The RSP RX480 front light offers plenty of lumens for your buck but the claimed battery life is quite a way off the mark and there’s room for improvements that would turn it from a good front light into a excellent one.
The RX480 offers, as the name suggest, a maximum output of 480 lumens, which is impressive for the £59.99 price tag. We speculated in our first look that the maximum setting should be enough for training on unlit roads and that’s largely proved to be the case.
The light throws out a wide beam which comfortably lights up the road in front of you. The 480-lumen output is plenty for riding on familiar roads in darkness, though we’d want something a little brighter when venturing into new terrain under moonlight.

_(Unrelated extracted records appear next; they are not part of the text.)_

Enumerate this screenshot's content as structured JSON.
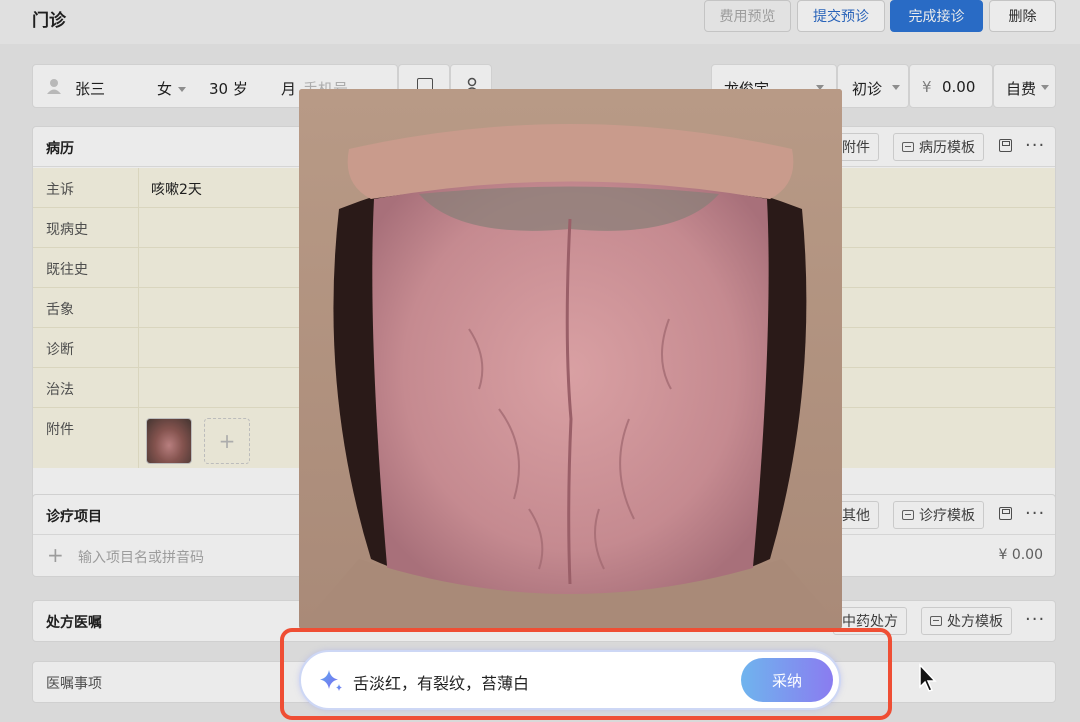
{
  "header": {
    "title": "门诊",
    "buttons": {
      "fee_preview": "费用预览",
      "submit_prediag": "提交预诊",
      "finish": "完成接诊",
      "delete": "删除"
    }
  },
  "patient": {
    "name": "张三",
    "gender": "女",
    "age": "30 岁",
    "month_label": "月",
    "phone_placeholder": "手机号",
    "doctor": "龙俊宇",
    "visit_type": "初诊",
    "currency": "¥",
    "fee": "0.00",
    "pay_type": "自费"
  },
  "record": {
    "title": "病历",
    "attach_btn": "附件",
    "template_btn": "病历模板",
    "rows": [
      {
        "label": "主诉",
        "value": "咳嗽2天"
      },
      {
        "label": "现病史",
        "value": ""
      },
      {
        "label": "既往史",
        "value": ""
      },
      {
        "label": "舌象",
        "value": ""
      },
      {
        "label": "诊断",
        "value": ""
      },
      {
        "label": "治法",
        "value": ""
      },
      {
        "label": "附件",
        "value": ""
      }
    ]
  },
  "treatment": {
    "title": "诊疗项目",
    "other_btn": "其他",
    "template_btn": "诊疗模板",
    "input_placeholder": "输入项目名或拼音码",
    "total": "¥ 0.00"
  },
  "prescription": {
    "title": "处方医嘱",
    "tcm_btn": "中药处方",
    "template_btn": "处方模板"
  },
  "advice": {
    "label": "医嘱事项"
  },
  "ai_suggestion": {
    "text": "舌淡红，有裂纹，苔薄白",
    "accept_label": "采纳"
  },
  "colors": {
    "primary": "#2d75d6",
    "highlight": "#ef4e34",
    "record_bg": "#fbf8e6"
  }
}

If going off-road, on a ‘cross bike for instance, then you’ll definitely need something more powerful to light up technical sections in the woods. Two ‘windows’ offer a little side illumination and while they are small, it’s more than many manufacturers offer.

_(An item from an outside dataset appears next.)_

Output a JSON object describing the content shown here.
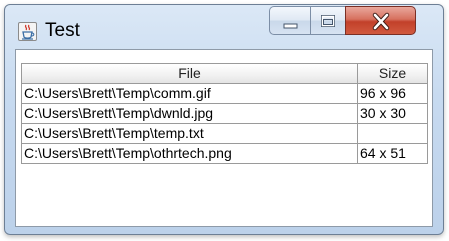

The RX480 has four settings – low, medium, high and flashing – which make this an affordable and versatile option for riders who want a powerful light for commuting, which can also be used for occasional night rides. Anything more than the lowest setting is overkill when riding round town.
Charge time from empty to full is a claimed seven hours, and we’ve found that to be largely accurate, while run time is said to be six hours on full beam. That’s an ambitious estimate on RSP’s part and we’ve found the RSP RX480 to offer three-and-a-half on the highest setting. That’s still enough juice for a fairly long night ride – and that’s if you’re using the highest setting throughout – but it’s some way behind RSP’s mark.

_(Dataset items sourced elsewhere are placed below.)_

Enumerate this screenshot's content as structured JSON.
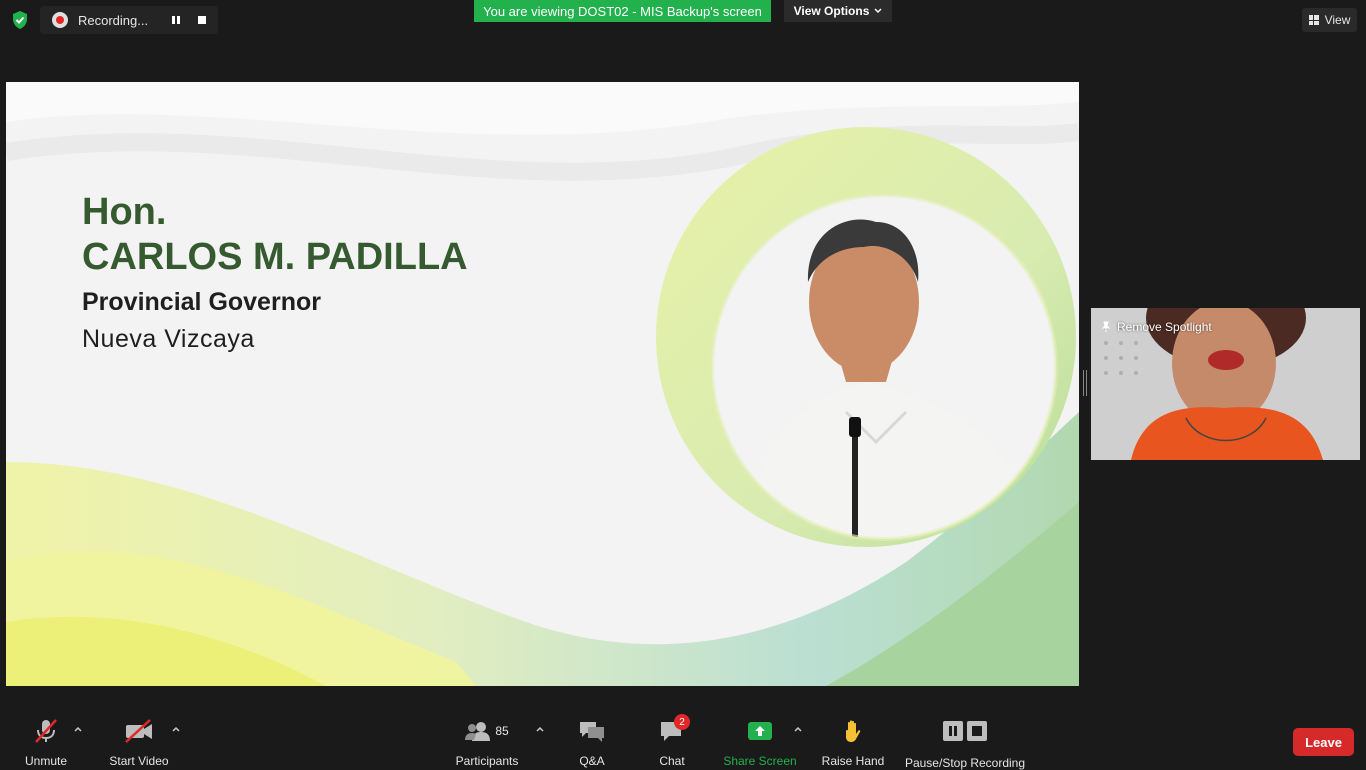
{
  "top_bar": {
    "recording_label": "Recording...",
    "viewing_banner": "You are viewing DOST02 - MIS Backup's screen",
    "view_options_label": "View Options",
    "view_label": "View"
  },
  "slide": {
    "honorific": "Hon.",
    "name": "CARLOS M. PADILLA",
    "position": "Provincial Governor",
    "province": "Nueva Vizcaya"
  },
  "video_tile": {
    "spotlight_label": "Remove Spotlight"
  },
  "toolbar": {
    "unmute_label": "Unmute",
    "start_video_label": "Start Video",
    "participants_label": "Participants",
    "participants_count": "85",
    "qa_label": "Q&A",
    "chat_label": "Chat",
    "chat_badge": "2",
    "share_screen_label": "Share Screen",
    "raise_hand_label": "Raise Hand",
    "pause_stop_label": "Pause/Stop Recording",
    "leave_label": "Leave"
  },
  "colors": {
    "share_green": "#22b14c",
    "leave_red": "#d62a2a",
    "title_green": "#365a2f"
  },
  "icons": [
    "shield-icon",
    "record-icon",
    "pause-icon",
    "stop-icon",
    "chevron-down-icon",
    "grid-icon",
    "pin-icon",
    "microphone-muted-icon",
    "video-off-icon",
    "participants-icon",
    "qa-icon",
    "chat-icon",
    "share-screen-icon",
    "raise-hand-icon"
  ]
}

The light is operated by a single, rubber button which is easy enough to use when wearing winter gloves. Press the button to turn it on, press it again to scroll through each of the four modes (low, medium, high and flashing) and once you’ve reached the end of the cycle the next time you press the button it will turn the light off. If you want to switch from flashing to low mode then you will need to turn the light off, then fire it up again, but that’s quick to do. A low battery indicator in front of the on/off button works to good effect and is called into action with plenty of warning as to when you need to plug it into your computer with the provided USB cable.
RSP describe the RX480 as water resistant and it’s stood up to what it’s been subjected to so far. Long-term durability will need a more thorough test and we will report back if we come across any problems.
The light itself is a plastic unit which feels a little budget but it’s sturdy enough and ultimately helps to keep the price low. It’s worth noting that the rubber bung which protects the USB charging port is easily dislodged when riding, though the fact port itself is on the underside of the unit offers some protection from the elements.
The plastic quick release mount is… ok. The light slots in with a reassuring click and is easily removed, but the mount itself needs to be forced over an oversized 31.8mm handlebar (as most ‘bars are these days) and even then the quick release thumb screw looks like it’s about to burst out of the bracket slot. It hasn’t so far, and that’s with riding over London’s bumpy potholed-ridden roads, but we’re always surprised by how many manufacturers get the mount just slightly wrong. The thumbscrew thread has also started to show signs of rusting.
All in all, the RSP RX480 is still a good light for the money, even with the reduced run time, thanks to a high output versatile enough for commuting and occasional night riding. If the battery life was more accurate and the mount improved then we’d have a really good light on our hands.